I think I'm beginning to overthink wayyyyy too much. Like on several issues.

#1 - my grades.
Yeah, okay that will be majority of what I blog about until As are over so yeah, I apologise now haha. But anyway, sigh BT results are so shitty. Even though I didnt really study and deserve every grade I got, I didn't think it'd be that bad :/ SIGH. hahaha, but I guess it just shows that I'm not ready for J2 - I can't rely on study habits from J1 to lead me to the goals that I've set for myself. I've been thinking it about it so much subconsciously that I've begun to realise that when something in class doesn't interest me or if I'm tired, I begin to drift off and think about how bad everything is right now. I even dreamt that I got a U for Econs A Levels.... The last time I had a nightmare was before O's la. I just... I don't want this anymore. Do you know that famous triangle on Tumblr that talks about how you can only have two things in life: Either a social life, sleep or good grades? Well yeah that night at 2 in the morning as I was catching up with work, I immediately thought to myself "well I guess I know which two I picked" It sounds like a joke, but I'm really super frustrated with the truth behind that triangle. No one can ever have their cake and eat it too. I mean, I look at the people in debate who are damn smart and get super good grades without much friends and what not - and I think to myself, so I want that? Am I willing to give everything up for that? I've been questioning that a lot. Especially in the last two weeks :/ Sadly, I still don't know the answer yet. And I don't think I ever will. Got back 2 H2s already and I've gotten 2 Us. Someone please tell me how on earth I'm supposed to find time to study when I stay back everyday and my weekends are stripped from me because of tournaments....

#2 - Debate
This is like some battle I'm trying to fight man. I think it's one that I've been fighting for 4 years now. Things like competitions and tournaments just make me hate the thing I once used to love. I used to crave that adrenaline rush and anger when you're on the floor and you're winning - but I haven't felt that way again until last week at DCs.
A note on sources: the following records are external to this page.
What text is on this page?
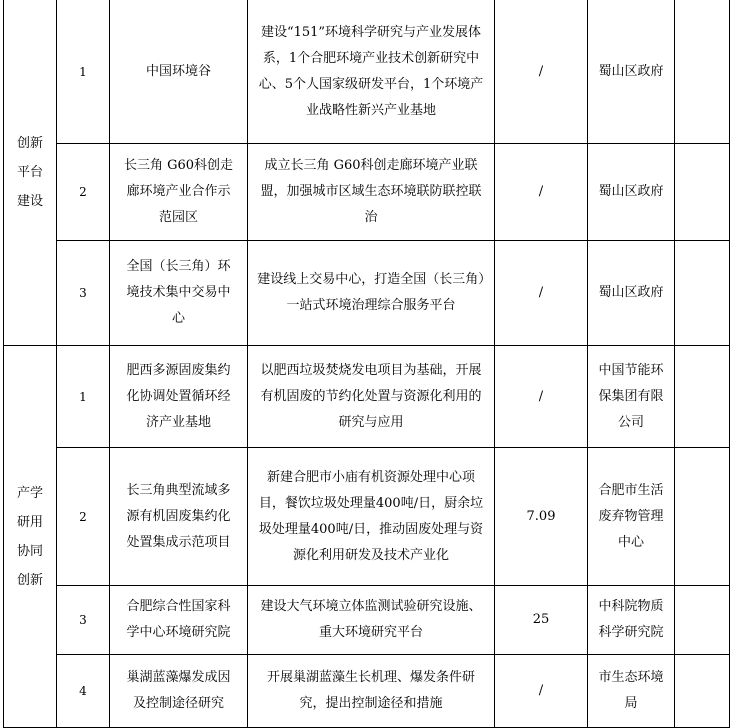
创新平台建设	1	中国环境谷	建设“151”环境科学研究与产业发展体系，1个合肥环境产业技术创新研究中心、5个人国家级研发平台，1个环境产业战略性新兴产业基地	/	蜀山区政府	
	2	长三角 G60科创走廊环境产业合作示范园区	成立长三角 G60科创走廊环境产业联盟，加强城市区域生态环境联防联控联治	/	蜀山区政府	
	3	全国（长三角）环境技术集中交易中心	建设线上交易中心，打造全国（长三角）一站式环境治理综合服务平台	/	蜀山区政府	
产学研用协同创新	1	肥西多源固废集约化协调处置循环经济产业基地	以肥西垃圾焚烧发电项目为基础，开展有机固废的节约化处置与资源化利用的研究与应用	/	中国节能环保集团有限公司	
	2	长三角典型流域多源有机固废集约化处置集成示范项目	新建合肥市小庙有机资源处理中心项目，餐饮垃圾处理量400吨/日，厨余垃圾处理量400吨/日，推动固废处理与资源化利用研发及技术产业化	7.09	合肥市生活废弃物管理中心	
	3	合肥综合性国家科学中心环境研究院	建设大气环境立体监测试验研究设施、重大环境研究平台	25	中科院物质科学研究院	
	4	巢湖蓝藻爆发成因及控制途径研究	开展巢湖蓝藻生长机理、爆发条件研究，提出控制途径和措施	/	市生态环境局	
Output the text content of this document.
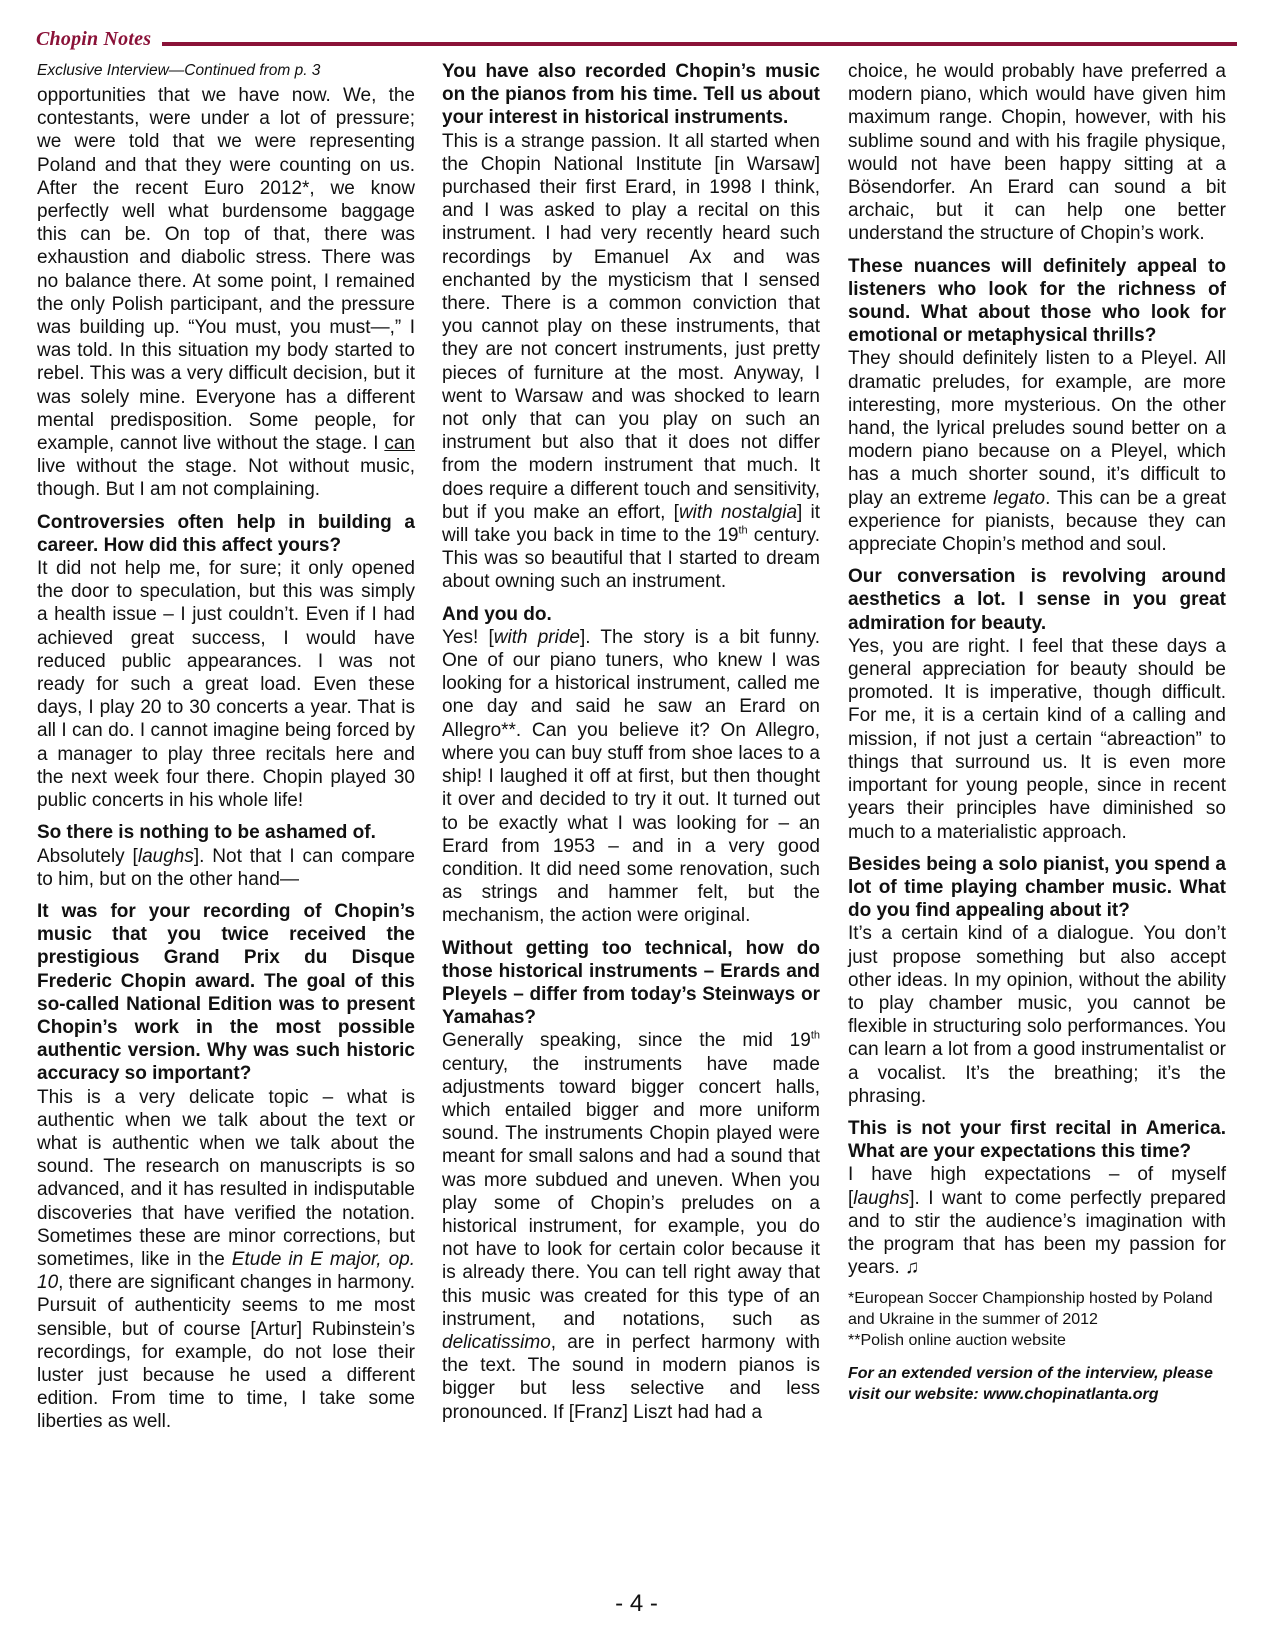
Chopin Notes

Exclusive Interview—Continued from p. 3

opportunities that we have now. We, the contestants, were under a lot of pressure; we were told that we were representing Poland and that they were counting on us. After the recent Euro 2012*, we know perfectly well what burdensome baggage this can be. On top of that, there was exhaustion and diabolic stress. There was no balance there. At some point, I remained the only Polish participant, and the pressure was building up. “You must, you must—,” I was told. In this situation my body started to rebel. This was a very difficult decision, but it was solely mine. Everyone has a different mental predisposition. Some people, for example, cannot live without the stage. I can live without the stage. Not without music, though. But I am not complaining.

Controversies often help in building a career. How did this affect yours?

It did not help me, for sure; it only opened the door to speculation, but this was simply a health issue – I just couldn’t. Even if I had achieved great success, I would have reduced public appearances. I was not ready for such a great load. Even these days, I play 20 to 30 concerts a year. That is all I can do. I cannot imagine being forced by a manager to play three recitals here and the next week four there. Chopin played 30 public concerts in his whole life!

So there is nothing to be ashamed of.

Absolutely [laughs]. Not that I can compare to him, but on the other hand—

It was for your recording of Chopin’s music that you twice received the prestigious Grand Prix du Disque Frederic Chopin award. The goal of this so-called National Edition was to present Chopin’s work in the most possible authentic version. Why was such historic accuracy so important?

This is a very delicate topic – what is authentic when we talk about the text or what is authentic when we talk about the sound. The research on manuscripts is so advanced, and it has resulted in indisputable discoveries that have verified the notation. Sometimes these are minor corrections, but sometimes, like in the Etude in E major, op. 10, there are significant changes in harmony. Pursuit of authenticity seems to me most sensible, but of course [Artur] Rubinstein’s recordings, for example, do not lose their luster just because he used a different edition. From time to time, I take some liberties as well.

You have also recorded Chopin’s music on the pianos from his time. Tell us about your interest in historical instruments.

This is a strange passion. It all started when the Chopin National Institute [in Warsaw] purchased their first Erard, in 1998 I think, and I was asked to play a recital on this instrument. I had very recently heard such recordings by Emanuel Ax and was enchanted by the mysticism that I sensed there. There is a common conviction that you cannot play on these instruments, that they are not concert instruments, just pretty pieces of furniture at the most. Anyway, I went to Warsaw and was shocked to learn not only that can you play on such an instrument but also that it does not differ from the modern instrument that much. It does require a different touch and sensitivity, but if you make an effort, [with nostalgia] it will take you back in time to the 19th century. This was so beautiful that I started to dream about owning such an instrument.

And you do.

Yes! [with pride]. The story is a bit funny. One of our piano tuners, who knew I was looking for a historical instrument, called me one day and said he saw an Erard on Allegro**. Can you believe it? On Allegro, where you can buy stuff from shoe laces to a ship! I laughed it off at first, but then thought it over and decided to try it out. It turned out to be exactly what I was looking for – an Erard from 1953 – and in a very good condition. It did need some renovation, such as strings and hammer felt, but the mechanism, the action were original.

Without getting too technical, how do those historical instruments – Erards and Pleyels – differ from today’s Steinways or Yamahas?

Generally speaking, since the mid 19th century, the instruments have made adjustments toward bigger concert halls, which entailed bigger and more uniform sound. The instruments Chopin played were meant for small salons and had a sound that was more subdued and uneven. When you play some of Chopin’s preludes on a historical instrument, for example, you do not have to look for certain color because it is already there. You can tell right away that this music was created for this type of an instrument, and notations, such as delicatissimo, are in perfect harmony with the text. The sound in modern pianos is bigger but less selective and less pronounced. If [Franz] Liszt had had a

choice, he would probably have preferred a modern piano, which would have given him maximum range. Chopin, however, with his sublime sound and with his fragile physique, would not have been happy sitting at a Bösendorfer. An Erard can sound a bit archaic, but it can help one better understand the structure of Chopin’s work.

These nuances will definitely appeal to listeners who look for the richness of sound. What about those who look for emotional or metaphysical thrills?

They should definitely listen to a Pleyel. All dramatic preludes, for example, are more interesting, more mysterious. On the other hand, the lyrical preludes sound better on a modern piano because on a Pleyel, which has a much shorter sound, it’s difficult to play an extreme legato. This can be a great experience for pianists, because they can appreciate Chopin’s method and soul.

Our conversation is revolving around aesthetics a lot. I sense in you great admiration for beauty.

Yes, you are right. I feel that these days a general appreciation for beauty should be promoted. It is imperative, though difficult. For me, it is a certain kind of a calling and mission, if not just a certain “abreaction” to things that surround us. It is even more important for young people, since in recent years their principles have diminished so much to a materialistic approach.

Besides being a solo pianist, you spend a lot of time playing chamber music. What do you find appealing about it?

It’s a certain kind of a dialogue. You don’t just propose something but also accept other ideas. In my opinion, without the ability to play chamber music, you cannot be flexible in structuring solo performances. You can learn a lot from a good instrumentalist or a vocalist. It’s the breathing; it’s the phrasing.

This is not your first recital in America. What are your expectations this time?

I have high expectations – of myself [laughs]. I want to come perfectly prepared and to stir the audience’s imagination with the program that has been my passion for years. ♫

*European Soccer Championship hosted by Poland and Ukraine in the summer of 2012

**Polish online auction website

For an extended version of the interview, please visit our website: www.chopinatlanta.org

- 4 -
One good thing is that I've been speaking so much it's just numb now, like I don't ever get nervous I just rely on my own brains. But I'm still not up to performing at the level that I'd like to be at. I just saw the DC tabs yesterday and I guess... I'm definitely not happy with my speaker scores: 74 76 74... that's not what I wanted at all. I should be at least getting 75s at this point man. I SHOULD and I will. That talk Imran gave us that day really felt like a slap on the cheek. "I've never seen a group of Saints be so close to tasting success, don't screw it up" okay so well he didn't say screw, but you get the point. I want to taste success - I can feel it and I'm not gonna let it go. I just hope I can catch up with school work. still.
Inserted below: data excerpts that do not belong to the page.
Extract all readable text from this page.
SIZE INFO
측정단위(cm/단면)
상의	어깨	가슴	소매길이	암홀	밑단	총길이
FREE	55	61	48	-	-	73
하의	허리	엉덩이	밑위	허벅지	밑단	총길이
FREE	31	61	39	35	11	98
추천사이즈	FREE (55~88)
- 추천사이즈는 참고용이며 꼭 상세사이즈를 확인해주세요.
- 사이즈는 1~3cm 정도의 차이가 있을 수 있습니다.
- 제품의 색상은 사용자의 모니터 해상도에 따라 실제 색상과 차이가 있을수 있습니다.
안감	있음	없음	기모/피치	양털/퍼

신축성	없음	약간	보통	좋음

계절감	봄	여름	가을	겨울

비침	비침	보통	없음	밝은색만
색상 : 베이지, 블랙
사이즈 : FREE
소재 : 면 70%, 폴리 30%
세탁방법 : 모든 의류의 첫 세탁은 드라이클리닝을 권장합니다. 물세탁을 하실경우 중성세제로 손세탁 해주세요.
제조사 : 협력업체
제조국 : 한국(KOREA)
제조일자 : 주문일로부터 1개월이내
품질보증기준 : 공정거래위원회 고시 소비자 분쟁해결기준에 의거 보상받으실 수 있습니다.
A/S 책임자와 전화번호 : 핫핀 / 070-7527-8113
"Who is the opponent? He does not exist. Why does he not exist? He is a mere dissenting voice on the truth I speak"

#3 - Him.
Okay so yeah I don't even really know how I feel about him. But the more I learn about him, like how he's like as a person, I just seem to find him more and more interesting. Seeing him in school just makes me more nervous than I would feel when I spoke to M. We've only had like 3 proper conversations, but ever since I had that dream about him, he just keeps popping up in my mind more and more. The thing is, I DON'T WANT THAT. I wanted this year to be filled with focus and happiness, not having to try and find a new person to please or be worried about how this person is seeing me. That's why I forced myself to get over M during the holidays. I HAD to. I couldn't afford to be affected during class anymore, constantly wanting to sit in a corner and bawl because I was ignored. I think the worst part is that everyone is asking me to go for you and there are so many positive signs. I just... I'm confused GRRR. HAHHAA but yes. Sigh. May I be able to control my emotions over you soon.

I guess these are the three main things on my mind in the recent week? I know it took really long to blog about but yeah busy busy hehe. I do feel better though, letting all the worries out. I hope this week will be easier. Gonna get my act together and start working.